Big Ten spotlight: MSU's Mark Dantonio, Part I

Michigan State entered the season amid high expectations after its wins total climbed in each of Mark Dantonio's two seasons as head coach. But the program has struggled to turn the corner this fall, battling inconsistent play and dropping five games by eight points or fewer (23 total points). The Spartans sit at 5-5 heading into Saturday's huge showdown at Purdue (ESPN, noon ET) and need at least one more win just to be bowl eligible. Some already call the season a disappointment, but there are obvious reasons for optimism, from sophomore quarterback Kirk Cousins to defensive lineman Jerel Worthy to an exciting group of young running backs. Dantonio still believes the team can take an important step this month.

The third-year coach stopped by to talk about the season, the Purdue game and the outlook for the future.

Does this position remind you a little bit of 2007, needing a win to get bowl eligible with two to play?

Mark Dantonio: It does for us. We're a 5-5 football team, much like we were in '07. We'd lost some close games and we had an opportunity to get [win] No. 6 and build something from there. It happened to be at Purdue, so you're certainly going to remember those things, but we've got to go play. Purdue's in a very, very similar situation.

You talked a lot before the season about handling expectations at Michigan State and how it has been tough for this program to do so in the past. How has the team dealt with those expectations?

MD: We've handled it. I'm sure that we would want to have a little bit more success than we have right now, but when I ask myself, 'Did we handle the expectations?'' I know we've continued to play hard. We've continued to compete and focus and have great practices throughout every week. That's the thing that I look at. You have to look at attitude, too, and our attitude has not wavered one bit. We still have an opportunity to have a good football season, so you have to weigh in on that at the end of the season, where we end up. But as of right now, we've handled it emotionally.

A lot of fans expect Big Ten titles every season, which obviously won't happen this year. Are you still confident that things are still headed toward that place where you guys can contend every year?

MD: Absolutely. We're a young football team, and we're a few plays away from being 9-1. So when you look at that, we've played competitively against everybody. That's what you have to look at. The error between winning and losing is so small and the parity is so great, you're trying to get on the same level playing field and we are to that point. At positions like tailback and quarterback, we're young. Those positions that are the media-hyped positions, tailback, quarterback, we're freshman- and sophomore-dominated.

I know it's the million-dollar question in this sport, but how do you get over the hump in close games? Is there a quality that needs to come out, or is it just having more experience?

MD: What you look for is consistency. You're looking for that confidence factor because I believe once you get to that point and you win the close games, you keep winning them. It takes time to be in those situations, much like we talked about last year as a football team. We had opportunities to be on the big stage against Ohio State and at Penn State. We hadn't been there before, our players hadn't been on that stage before and we didn't play very well. I think this comes with the territory.

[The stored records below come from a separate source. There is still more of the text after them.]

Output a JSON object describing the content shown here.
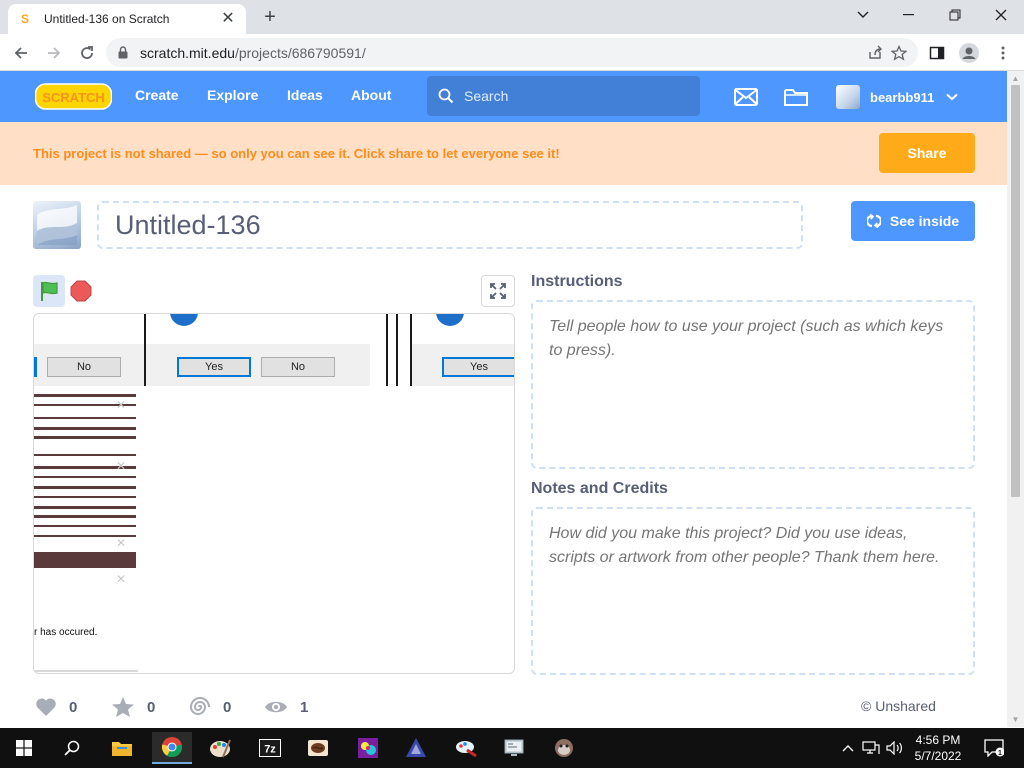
{
  "browser": {
    "tab_title": "Untitled-136 on Scratch",
    "tab_favicon": "S",
    "url_host": "scratch.mit.edu",
    "url_path": "/projects/686790591/",
    "new_tab_label": "+",
    "tab_close_label": "✕"
  },
  "scratch_nav": {
    "logo_text": "SCRATCH",
    "links": [
      "Create",
      "Explore",
      "Ideas",
      "About"
    ],
    "search_placeholder": "Search",
    "username": "bearbb911"
  },
  "banner": {
    "message": "This project is not shared — so only you can see it. Click share to let everyone see it!",
    "share_label": "Share"
  },
  "project": {
    "title": "Untitled-136",
    "see_inside_label": "See inside"
  },
  "stage_content": {
    "buttons": [
      "No",
      "Yes",
      "No",
      "Yes"
    ],
    "error_text": "r has occured."
  },
  "instructions": {
    "heading": "Instructions",
    "placeholder": "Tell people how to use your project (such as which keys to press)."
  },
  "notes": {
    "heading": "Notes and Credits",
    "placeholder": "How did you make this project? Did you use ideas, scripts or artwork from other people? Thank them here."
  },
  "stats": {
    "loves": "0",
    "favorites": "0",
    "remixes": "0",
    "views": "1",
    "share_status": "© Unshared"
  },
  "taskbar": {
    "time": "4:56 PM",
    "date": "5/7/2022",
    "notification_count": "1"
  },
  "colors": {
    "scratch_blue": "#4d97ff",
    "banner_bg": "#ffe0c7",
    "banner_text": "#ff8c1a",
    "share_orange": "#ffab19"
  }
}
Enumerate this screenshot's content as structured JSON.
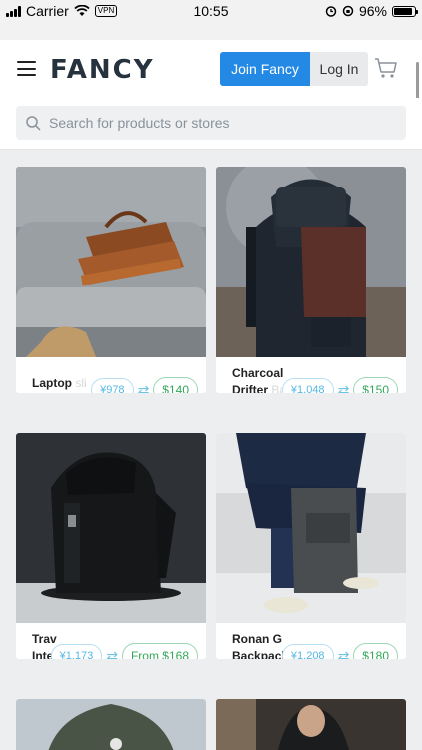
{
  "status_bar": {
    "carrier": "Carrier",
    "vpn": "VPN",
    "time": "10:55",
    "battery": "96%"
  },
  "header": {
    "logo": "FANCY",
    "join_label": "Join Fancy",
    "login_label": "Log In"
  },
  "search": {
    "placeholder": "Search for products or stores"
  },
  "products": [
    {
      "title_visible": "Laptop",
      "title_faded": " sli",
      "original_price": "¥978",
      "converted_price": "$140"
    },
    {
      "title_visible": "Charcoal",
      "title_faded": "",
      "title_line2": "Drifter",
      "title_line2_faded": " Ba",
      "original_price": "¥1,048",
      "converted_price": "$150"
    },
    {
      "title_visible": "Trav",
      "title_line2": "Integ",
      "original_price": "¥1,173",
      "converted_price": "From $168"
    },
    {
      "title_visible": "Ronan G",
      "title_line2": "Backpack",
      "original_price": "¥1,208",
      "converted_price": "$180"
    }
  ],
  "colors": {
    "accent": "#2489e5",
    "price_blue": "#55b8e3",
    "price_green": "#33a65a"
  }
}
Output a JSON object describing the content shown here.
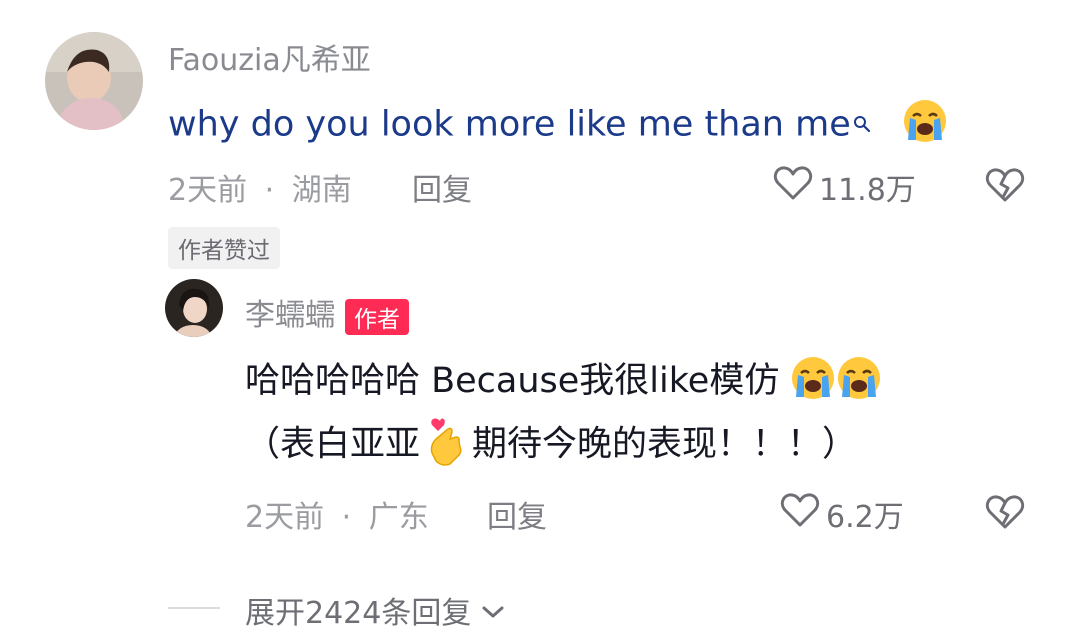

These are growing pains as you build your program. We're in Year 3, we're a young football team, so we take our lumps a little bit in that case. You can point to something different every game. It's not one particular thing that has happened. You win and lose as a football team, but we can get over the hump.

You mentioned having young players at marquee positions. How do you evaluate Kirk Cousins' play to this point at quarterback?

MD: He's done an outstanding job for us. He's been very efficient as a passer. The thing that we look at, which is just as important, is the game-management aspect of the football team: going into the huddle, getting in the right play, making a decision at the line of scrimmage, going to the right read. He's a sophomore, so he's continuing to get better. He's got those game-experience reps, and that's what's important. We're trying to grow within a total position unit, too, but he's done an excellent job.